Dans l’hypothèse d’un accueil dans le périmètre DGFiP, les agents concernés par une mobilité subie doivent pouvoir être accueillis uniquement à la condition que les emplois correspondants soient créés et qu’une formation initiale leur soit obligatoirement dispensée.

Au cas particulier, vous proposez à la CAP de ce jour l'intégration de collègues qui ont été détachés dans des conditions auxquelles nous étions opposés.

Bien que l'intégration des agents issus d'un détachement sur un CSP ou un SFACT ne pose pas de problème car ils arrivent avec leur « chaise », ces agents ne bénéficieront pas de la formation initiale que tout agent devant évoluer dans la sphère DGFiP devrait suivre obligatoirement.

Nous constatons d'ailleurs qu'un des agents proposés à l'intégration, détaché sur un poste « SFACT » a déjà changé de service pour être intégré sur un poste de visa de la dépense.

Dans ces conditions, il ne sera donc pas possible aux élus de Solidaires Finances Publiques de voter pour ces intégrations.

Au cours de la consultation, les élus de Solidaires finances publiques ont demandé a ajouter à l’ordre du jour de cette CAP, l'examen du dossier de monsieur X (le nom du collègue a été retiré de la version accessible sur internet).

En effet, Monsieur X, actuellement technicien géomètre affecté sur le département des Yvelines, est détenteur d'une qualification de programmeur depuis juin 2016.
Sa situation avait été défendue en CAP nationale de mutation en 2016, demande non satisfaite à l'époque faute de demande officielle d'intégration dans le corps des contrôleurs.
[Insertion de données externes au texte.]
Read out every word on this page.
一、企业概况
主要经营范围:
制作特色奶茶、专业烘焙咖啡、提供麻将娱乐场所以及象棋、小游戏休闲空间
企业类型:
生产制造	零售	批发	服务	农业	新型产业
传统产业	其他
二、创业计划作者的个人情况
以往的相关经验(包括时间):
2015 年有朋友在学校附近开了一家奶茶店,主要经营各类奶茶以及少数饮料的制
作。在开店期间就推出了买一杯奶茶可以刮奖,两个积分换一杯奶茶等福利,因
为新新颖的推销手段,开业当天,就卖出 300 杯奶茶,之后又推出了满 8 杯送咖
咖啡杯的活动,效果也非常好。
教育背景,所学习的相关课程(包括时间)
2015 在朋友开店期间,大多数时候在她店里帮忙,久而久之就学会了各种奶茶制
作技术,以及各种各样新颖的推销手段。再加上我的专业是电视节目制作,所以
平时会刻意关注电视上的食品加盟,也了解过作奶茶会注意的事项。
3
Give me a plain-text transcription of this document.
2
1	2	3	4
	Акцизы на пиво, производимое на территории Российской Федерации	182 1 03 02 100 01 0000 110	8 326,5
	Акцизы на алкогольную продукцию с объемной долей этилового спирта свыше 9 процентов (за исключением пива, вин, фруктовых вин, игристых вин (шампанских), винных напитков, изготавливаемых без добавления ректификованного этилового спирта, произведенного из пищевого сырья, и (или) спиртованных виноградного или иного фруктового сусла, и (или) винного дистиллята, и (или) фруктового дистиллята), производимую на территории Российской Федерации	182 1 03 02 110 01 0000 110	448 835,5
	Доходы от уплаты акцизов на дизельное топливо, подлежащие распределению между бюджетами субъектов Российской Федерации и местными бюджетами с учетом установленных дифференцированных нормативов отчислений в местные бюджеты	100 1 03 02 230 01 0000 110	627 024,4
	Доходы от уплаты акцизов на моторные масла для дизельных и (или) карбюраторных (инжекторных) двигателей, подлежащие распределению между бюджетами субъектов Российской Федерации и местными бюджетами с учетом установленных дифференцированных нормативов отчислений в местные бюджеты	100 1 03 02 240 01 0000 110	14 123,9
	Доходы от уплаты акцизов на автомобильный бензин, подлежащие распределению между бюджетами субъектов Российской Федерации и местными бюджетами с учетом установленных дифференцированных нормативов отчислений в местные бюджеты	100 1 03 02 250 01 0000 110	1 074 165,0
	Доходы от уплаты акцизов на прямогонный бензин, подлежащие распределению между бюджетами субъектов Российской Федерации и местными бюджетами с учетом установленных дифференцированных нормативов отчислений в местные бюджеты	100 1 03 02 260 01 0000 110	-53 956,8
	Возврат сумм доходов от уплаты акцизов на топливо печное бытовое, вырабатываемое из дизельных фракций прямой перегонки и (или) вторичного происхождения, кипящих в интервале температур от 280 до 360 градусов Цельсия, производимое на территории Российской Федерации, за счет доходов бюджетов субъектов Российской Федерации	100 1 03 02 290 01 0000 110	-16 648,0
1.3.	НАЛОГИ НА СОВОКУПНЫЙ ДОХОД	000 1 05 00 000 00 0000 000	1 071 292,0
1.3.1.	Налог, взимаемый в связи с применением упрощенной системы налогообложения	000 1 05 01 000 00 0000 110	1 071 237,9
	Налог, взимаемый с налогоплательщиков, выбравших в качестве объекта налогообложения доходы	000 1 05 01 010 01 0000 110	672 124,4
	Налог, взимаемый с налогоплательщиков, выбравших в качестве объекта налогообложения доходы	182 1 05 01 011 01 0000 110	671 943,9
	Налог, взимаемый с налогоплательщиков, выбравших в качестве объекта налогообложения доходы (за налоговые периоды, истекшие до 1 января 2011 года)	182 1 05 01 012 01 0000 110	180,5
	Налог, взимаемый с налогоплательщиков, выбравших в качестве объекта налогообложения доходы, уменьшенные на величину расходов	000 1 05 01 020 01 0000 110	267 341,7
A cette époque, les RH ne l'avaient pas informé de la nécessité de formuler une demande d'intégration dans le corps de contrôleurs préalablement à la demande d'affectation sur un poste correspondant à sa qualification.

Cette demande d'intégration est à ce jour déposée et pour autant non présentée pour cette CAP.

Pour Solidaires Finances Publiques, nous estimons que cet agent devrait pouvoir être dès à présent intégré dans le corps des contrôleurs et pouvoir bénéficier immédiatement d'une affectation sur le poste sollicité, dès lors que celui-ci (DISI Paris Normandie / RAN Versailles / PROG), est resté vacant à l'issue du mouvement et n'a pas été refusé à un agent, tel que prévu par le relevé de conclusions du GT de juillet 2013.

Il est anormal que depuis septembre 2016, cet agent soit privé de la possibilité d'exercer sa qualification et de bénéficier de la rémunération afférente.

Par ailleurs, l'intégration immédiate de cet agent dans le corps des contrôleurs, permettrait de libérer un poste de technicien géomètre pour le mouvement dont la CAP se tiendra au mois de mars.

Nous vous demandons de prendre en compte ces éléments et de soumettre à la CAP l'intégration de Monsieur X.